Bizim oralarda anlatılan bir hikâyedir. Yoksulluğun kol gezdiği memleketimde bir kadın, gezmeye gitmek için kocasından izin alamaz. İzinsiz gitmeyi düşünür, ancak kocasının dükkânının önünden geçmesi gerekmektedir. Üzerini değiştirip gitmek ister, ancak zaten tek kat elbisesi vardır. Bir komşusu ona şöyle bir çözüm üretir: Kız Hasibe, zıbınını (elbiseni) ters giy. Hasibe, zıbınını ters giyer, ancak kocasının dükkanının önünden geçerken ters giyilmiş zıbın adamın dikkatini çeker ve yakalanır. İçi dışı bir olmayan bir zıbın, kadını yarı yolda bırakır.
90’lı yıllarda üniversite sıralarında olanlar, başörtülü arkadaşlarının yaşadıklarına tanıktır. Her fırsatta sorulan o meşhur soru, 28 Şubat’ta nerede olduğumuzu sorgulamaktadır. Bir cinayetin failini arar gibi, sorgu sual devam etmektedir o kapanmak bilmeyen dosyada. O sırada ne yapıyordunuz, elinizi mi kaldırmıştınız, uyuyor muydunuz, belki de biber gazı soluyordunuz. O sırada başörtülü bacılarımızın dahil oldukları cemaatlerin bir kısmı sistemle uzlaşarak direnişlerine son verip, başlarını açıp derslere girmelerini isterken, bir kısmı da zinhar derslere girmemelerini salık veriyordu. Mağduriyet ne kadar büyük olursa, o kadar çok rant devşirilebilirdi. Örtünme biçimi, hangi tarikattan olduğunu belirlerdi kadının. Çenesi görünmesindi, hem de hiç açılmasın o çenesi. Hiçbir değeri korumayan muhafazakarlık, sadece başını örtmeyi emrediyordu kadına. Katil, olay yerine dönmüştü.

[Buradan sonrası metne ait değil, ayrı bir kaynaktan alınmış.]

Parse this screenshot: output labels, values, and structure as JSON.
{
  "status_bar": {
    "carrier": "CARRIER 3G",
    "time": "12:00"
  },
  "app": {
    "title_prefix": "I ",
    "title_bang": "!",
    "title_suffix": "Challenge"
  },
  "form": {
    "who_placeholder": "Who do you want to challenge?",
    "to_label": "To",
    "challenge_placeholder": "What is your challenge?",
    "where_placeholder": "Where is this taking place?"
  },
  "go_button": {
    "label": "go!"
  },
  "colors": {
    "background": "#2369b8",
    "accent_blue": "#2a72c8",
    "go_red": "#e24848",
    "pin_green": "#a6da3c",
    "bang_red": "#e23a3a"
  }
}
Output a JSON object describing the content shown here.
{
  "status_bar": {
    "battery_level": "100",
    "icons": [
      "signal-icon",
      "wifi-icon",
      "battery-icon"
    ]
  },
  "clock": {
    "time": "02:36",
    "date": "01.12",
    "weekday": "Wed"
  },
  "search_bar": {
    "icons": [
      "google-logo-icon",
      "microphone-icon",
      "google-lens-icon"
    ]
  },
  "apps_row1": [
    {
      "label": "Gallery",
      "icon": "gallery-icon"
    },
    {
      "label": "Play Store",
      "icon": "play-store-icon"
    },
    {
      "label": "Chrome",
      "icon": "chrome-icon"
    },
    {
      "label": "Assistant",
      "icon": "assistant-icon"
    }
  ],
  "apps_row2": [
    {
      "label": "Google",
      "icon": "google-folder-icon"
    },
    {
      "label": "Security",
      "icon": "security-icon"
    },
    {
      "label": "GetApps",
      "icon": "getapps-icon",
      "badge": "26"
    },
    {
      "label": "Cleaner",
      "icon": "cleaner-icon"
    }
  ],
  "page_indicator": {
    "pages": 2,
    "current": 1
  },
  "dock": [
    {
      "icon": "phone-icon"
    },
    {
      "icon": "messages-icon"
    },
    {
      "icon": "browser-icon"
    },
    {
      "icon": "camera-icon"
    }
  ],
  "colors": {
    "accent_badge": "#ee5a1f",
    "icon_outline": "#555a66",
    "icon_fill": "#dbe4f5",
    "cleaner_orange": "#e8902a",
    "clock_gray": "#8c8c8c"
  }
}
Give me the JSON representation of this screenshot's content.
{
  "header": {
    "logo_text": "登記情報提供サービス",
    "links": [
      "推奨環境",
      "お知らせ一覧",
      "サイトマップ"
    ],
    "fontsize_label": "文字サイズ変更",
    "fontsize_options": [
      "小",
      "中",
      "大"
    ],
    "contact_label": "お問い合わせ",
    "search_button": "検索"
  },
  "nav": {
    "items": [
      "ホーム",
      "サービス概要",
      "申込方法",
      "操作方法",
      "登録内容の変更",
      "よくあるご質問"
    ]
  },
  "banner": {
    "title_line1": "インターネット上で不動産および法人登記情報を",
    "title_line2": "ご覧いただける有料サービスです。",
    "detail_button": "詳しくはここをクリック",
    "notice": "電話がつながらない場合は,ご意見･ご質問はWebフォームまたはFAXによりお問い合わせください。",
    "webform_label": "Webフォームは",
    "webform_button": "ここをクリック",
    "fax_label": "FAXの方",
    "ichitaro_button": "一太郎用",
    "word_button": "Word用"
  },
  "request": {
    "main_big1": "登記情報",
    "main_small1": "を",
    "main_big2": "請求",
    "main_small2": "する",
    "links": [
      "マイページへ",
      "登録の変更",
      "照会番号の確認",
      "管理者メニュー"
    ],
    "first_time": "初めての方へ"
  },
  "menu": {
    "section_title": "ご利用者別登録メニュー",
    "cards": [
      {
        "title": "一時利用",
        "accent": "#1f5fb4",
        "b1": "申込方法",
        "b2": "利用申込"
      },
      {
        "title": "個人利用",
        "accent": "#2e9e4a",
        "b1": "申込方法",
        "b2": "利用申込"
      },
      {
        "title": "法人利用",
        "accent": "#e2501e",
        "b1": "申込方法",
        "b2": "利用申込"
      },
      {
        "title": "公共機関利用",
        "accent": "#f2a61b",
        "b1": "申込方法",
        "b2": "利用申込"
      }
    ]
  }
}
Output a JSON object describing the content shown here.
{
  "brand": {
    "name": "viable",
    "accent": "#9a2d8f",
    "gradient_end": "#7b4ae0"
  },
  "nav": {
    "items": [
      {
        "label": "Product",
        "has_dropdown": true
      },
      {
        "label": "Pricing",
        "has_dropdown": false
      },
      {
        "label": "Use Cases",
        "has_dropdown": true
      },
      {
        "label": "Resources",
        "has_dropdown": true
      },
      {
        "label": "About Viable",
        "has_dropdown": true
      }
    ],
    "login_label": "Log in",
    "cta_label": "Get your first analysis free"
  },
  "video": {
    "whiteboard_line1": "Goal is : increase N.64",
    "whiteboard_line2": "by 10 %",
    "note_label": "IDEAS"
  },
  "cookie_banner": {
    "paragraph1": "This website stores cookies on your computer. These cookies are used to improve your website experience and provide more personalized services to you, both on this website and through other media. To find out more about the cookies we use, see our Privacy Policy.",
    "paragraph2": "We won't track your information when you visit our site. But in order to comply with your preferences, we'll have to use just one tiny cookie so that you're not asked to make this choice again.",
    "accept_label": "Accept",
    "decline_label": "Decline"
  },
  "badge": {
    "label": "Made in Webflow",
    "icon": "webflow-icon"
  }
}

“Kapitalizm gölgesini satamadığı ağacı keser” yazıyordu Gezi Parkı’nda bir duvarda. Ağaçlara sahip çıkan çocuklar Kabataş’ta başörtülü bacılarına dokunmadılar. Ancak Devrimci Müslümanlardan başörtülü bacılarımızın üstüne devletin sulama aygıtı Tomalardan su sıkıldı, biber gazına boğuldular. Dincilik, mağduriyetinden oy devşiremediği başörtülü bacılarımızı yerlerde sürükledi. Başörtüsü tıpkı fular ve poşu gibi bir suç aleti haline geldi. Kat kat örtündü de faşizm, gizleyemedi cinayetlerini. Kadının, kadınlığından bir kez daha faydalandı devlet baba. Başörtüsü mağduriyeti için yapılan eylemlerde mağdur olan erkekler tuttular pankartı. 15 yıl boyunca aynı mağduriyet edebiyatı eserlerini vermeye devam etti. Kadının sosyalleşebilmesi için tek çıkar yol olarak her fırsatta önüne konulan başını kapatma zorunluluğu başörtülü bacılarımızı mağdur etti. Kamudaki başörtüsü yasağı 8 Ekim 2013’te kaldırıldı. Yani AKP’nin tek başına iktidarı döneminde tam 11 yıl boyunca mağdur edilmeye devam etti başörtülü bacılarım. AKP’nin erkek Sünnilerden oluşan kamusal alanında, başörtülü bacılarımı zıbınını ters giymek de kurtaramadı.
17 Ağustos depremi sonrasında bir Cuma namazı çıkışında toplanan başörtülü bacılarım “7.4 yetmedi mi?” diye sordular enkaz altındaki insanlarına. Bu memleketin en güzel evlatlarından birinin, Ali Tatar’ın onurlu duruşu, sarsmaya yetmedi o “özgür basın”ı. Devletin örtünme biçimi, ülkenin hangi sistemle yönetildiğini gösterirdi. Devleti çıplak gördüğünde, işte ancak o zaman “iyi ki örtünmek diye bir şey var” diye düşündü başörtülü bacım. Benim başörtülü bacılarımın mağduriyetinden oy devşirdiler.